Structural evaluations of the bridge were concluded the next day, when it was determined that five of the bridge's six beams were too heavily impaired to reopen and required replacement, the Georgia Department of Transportation (GDOT) told the Atlanta Journal-Constitution.
Natalie Dale, a spokesperson of the state agency, initially told the newspaper that Mount Vernon Highway would not reopen to vehicle or pedestrian traffic until summer 2024.
"Safety of the traveling public is paramount in all Georgia DOT decisions," she explained. "GDOT is working with the contractor and evaluating all viable options to advance the current project timeline."

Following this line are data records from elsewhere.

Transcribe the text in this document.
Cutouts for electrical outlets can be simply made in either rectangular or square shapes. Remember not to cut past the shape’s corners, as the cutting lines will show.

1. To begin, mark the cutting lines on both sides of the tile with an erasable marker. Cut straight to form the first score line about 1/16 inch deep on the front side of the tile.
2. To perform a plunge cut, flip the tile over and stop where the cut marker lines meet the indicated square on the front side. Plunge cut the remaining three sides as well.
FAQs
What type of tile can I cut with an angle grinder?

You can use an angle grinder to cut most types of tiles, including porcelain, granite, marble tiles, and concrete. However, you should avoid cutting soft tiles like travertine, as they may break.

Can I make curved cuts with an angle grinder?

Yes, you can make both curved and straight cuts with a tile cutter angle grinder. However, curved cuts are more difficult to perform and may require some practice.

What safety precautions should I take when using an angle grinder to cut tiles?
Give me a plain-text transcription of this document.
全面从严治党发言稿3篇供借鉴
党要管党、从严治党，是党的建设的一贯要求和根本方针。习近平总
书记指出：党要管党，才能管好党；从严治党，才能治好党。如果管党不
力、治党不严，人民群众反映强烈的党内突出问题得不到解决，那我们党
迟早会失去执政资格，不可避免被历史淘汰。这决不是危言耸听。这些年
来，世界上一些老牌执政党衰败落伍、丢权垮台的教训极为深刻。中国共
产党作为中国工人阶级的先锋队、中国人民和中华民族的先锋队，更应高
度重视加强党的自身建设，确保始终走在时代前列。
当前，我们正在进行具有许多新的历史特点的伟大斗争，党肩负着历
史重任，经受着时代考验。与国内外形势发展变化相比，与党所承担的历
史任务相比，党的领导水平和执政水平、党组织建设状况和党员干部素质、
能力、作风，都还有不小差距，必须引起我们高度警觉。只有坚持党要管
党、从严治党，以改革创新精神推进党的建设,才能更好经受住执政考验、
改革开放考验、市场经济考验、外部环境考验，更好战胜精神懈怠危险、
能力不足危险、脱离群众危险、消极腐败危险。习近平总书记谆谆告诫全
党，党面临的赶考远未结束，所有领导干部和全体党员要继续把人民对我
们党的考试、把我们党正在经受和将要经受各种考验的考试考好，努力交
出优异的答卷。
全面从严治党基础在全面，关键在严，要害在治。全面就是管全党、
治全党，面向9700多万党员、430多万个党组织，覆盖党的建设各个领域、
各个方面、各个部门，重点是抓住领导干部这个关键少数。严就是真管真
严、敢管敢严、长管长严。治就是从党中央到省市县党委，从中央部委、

A few days later, Sandy Springs Mayor Rusty Paul announced that GDOT crews would accelerate construction of the new bridge, although it still will take many months to complete, according to Rough Draft Atlanta.
"We had a truck driver who took a million-dollar piece of equipment, turned it into a battering ram, and we're left to pay the consequences for a while," Paul said during an Oct. 3 Sandy Springs City Council meeting.

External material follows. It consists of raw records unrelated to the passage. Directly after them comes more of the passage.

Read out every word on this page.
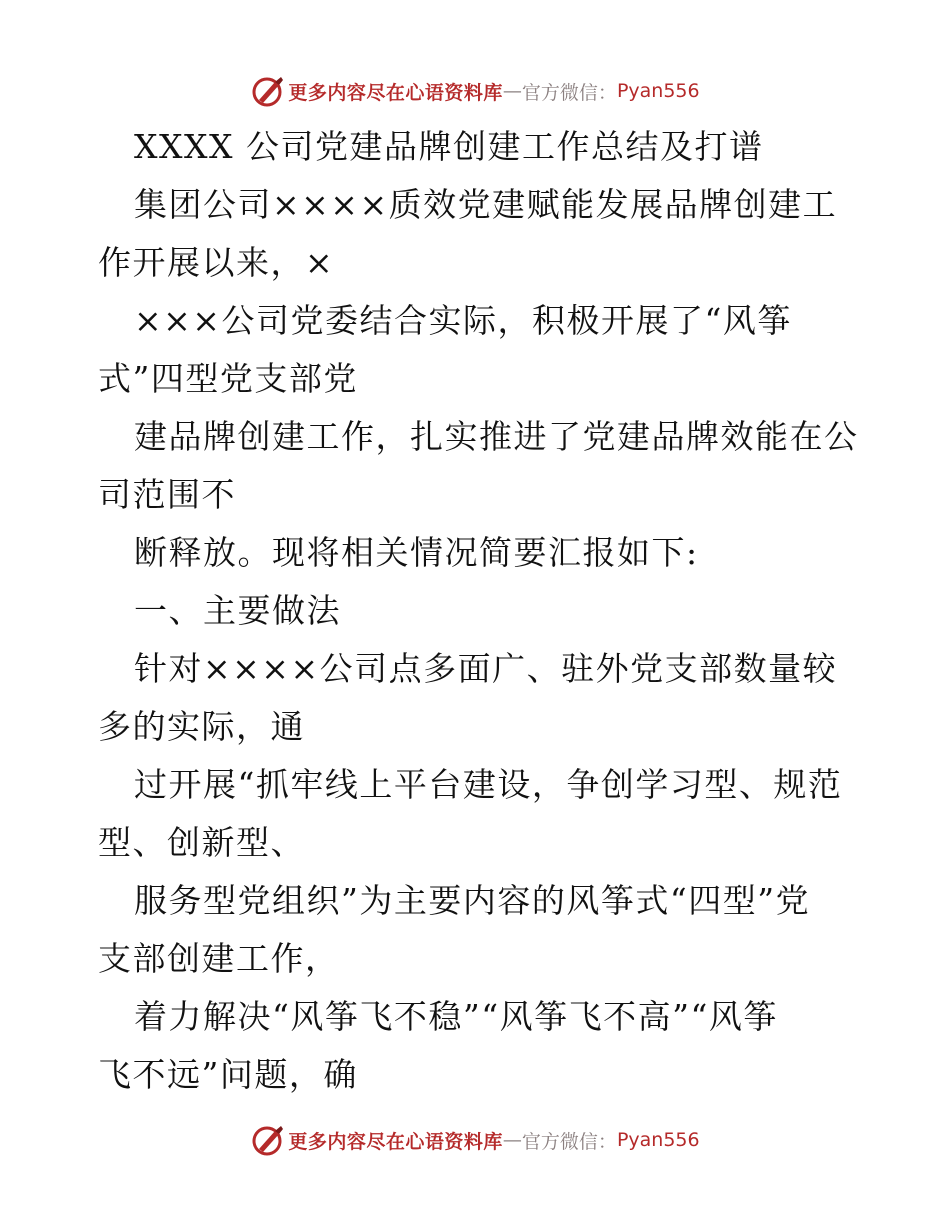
更多内容尽在心语资料库 — 官方微信： Pyan556
XXXX 公司党建品牌创建工作总结及打谱
集团公司××××质效党建赋能发展品牌创建工
作开展以来，×
×××公司党委结合实际，积极开展了“风筝
式”四型党支部党
建品牌创建工作，扎实推进了党建品牌效能在公
司范围不
断释放。现将相关情况简要汇报如下:
一、主要做法
针对××××公司点多面广、驻外党支部数量较
多的实际，通
过开展“抓牢线上平台建设，争创学习型、规范
型、创新型、
服务型党组织”为主要内容的风筝式“四型”党
支部创建工作，
着力解决“风筝飞不稳”“风筝飞不高”“风筝
飞不远”问题，确
更多内容尽在心语资料库 — 官方微信： Pyan556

Authorities closed the bridge and the westbound I-285 lanes below after the truck clipped the overpass around noon on Sept. 27, snarling traffic during the evening commute. The damaged portion was secured overnight to prevent debris from falling onto the interstate, and all lanes of westbound I-285 reopened before dawn the next morning.

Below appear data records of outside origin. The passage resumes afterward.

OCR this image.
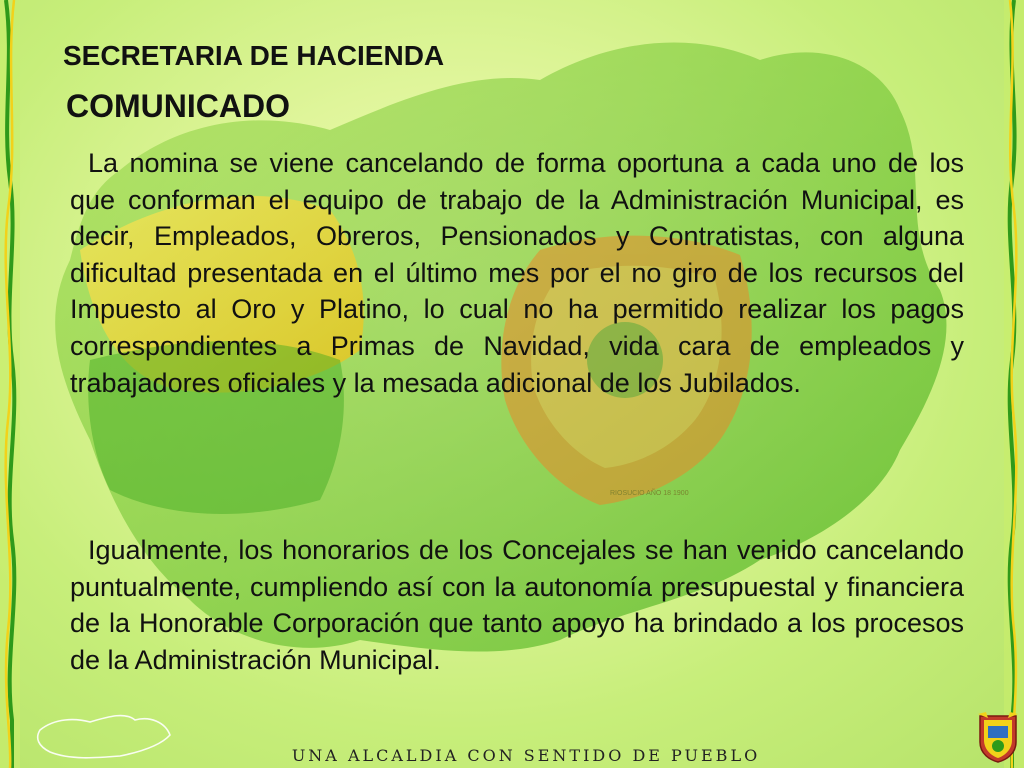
RIOSUCIO AÑO 18 1900
SECRETARIA DE HACIENDA
COMUNICADO

La nomina se viene cancelando de forma oportuna a cada uno de los que conforman el equipo de trabajo de la Administración Municipal, es decir, Empleados, Obreros, Pensionados y Contratistas, con alguna dificultad presentada en el último mes por el no giro de los recursos del Impuesto al Oro y Platino, lo cual no ha permitido realizar los pagos correspondientes a Primas de Navidad, vida cara de empleados y trabajadores oficiales y la mesada adicional de los Jubilados.

Igualmente, los honorarios de los Concejales se han venido cancelando puntualmente, cumpliendo así con la autonomía presupuestal y financiera de la Honorable Corporación que tanto apoyo ha brindado a los procesos de la Administración Municipal.

UNA ALCALDIA CON SENTIDO DE PUEBLO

The Journal-Constitution learned from GDOT that the truck and equipment involved in the wreck were not related to the construction crews already in the area for a long-planned reconstruction of the bridge, originally built in 1962.
Since Sept. 5, the inside lanes on both the inner and outer loop of I-285 have been closed due to work associated with a lane extension project. The project aims to add an auxiliary lane along I-285 between Roswell Road and Riverside Drive as well as replace the Mount Vernon Highway bridge.
The original contract was expected to continue until Nov. 4, but due to needed repairs and material availability, Dale said completion of the project and reopening of the overpass is now estimated to conclude next summer.
Better to Replace Than to Repair
According to Rough Draft Atlanta, repairing the old bridge was not an option because it would take six months to fabricate the steel at a cost of $3 million, and three months later it would be torn down as its replacement is completed.
"The best option is to accelerate construction of the bridge that was already under construction to the east of the current bridge," Paul explained.
The Sandy Springs mayor said he was told by GDOT Commissioner Russell McMurry that delivery of the steel beams was key to fast-tracking the project.
Moving three water lines that run under the old bridge to the new one will also present a challenge, Paul noted, as well as supply chain issues.
Crews also will not be able to construct the Mount Vernon Highway bridge as fast as repairs were made to the I-85 bridge that collapsed after a fire in 2017.
"[The GDOT understands] that this is a major artery that carries a tremendous amount of traffic and has had to be shifted to other roads such as River Valley, Heards Ferry, and Abernathy, which are experiencing unprecedented levels of congestion as a result," Paul noted.
He warned that trying to drive in the area around nearby Riverwood High and Holy Innocents' Episcopal Schools would be a months-long hassle. The best thing parents can do to take pressure off the roads is to put their students onto school buses, he said, and if that is not an option, multifamily carpools can help.
Paul noted his own 3-mi. commute to city hall used to take seven minutes but is "now a 30-minute trip under the best of conditions."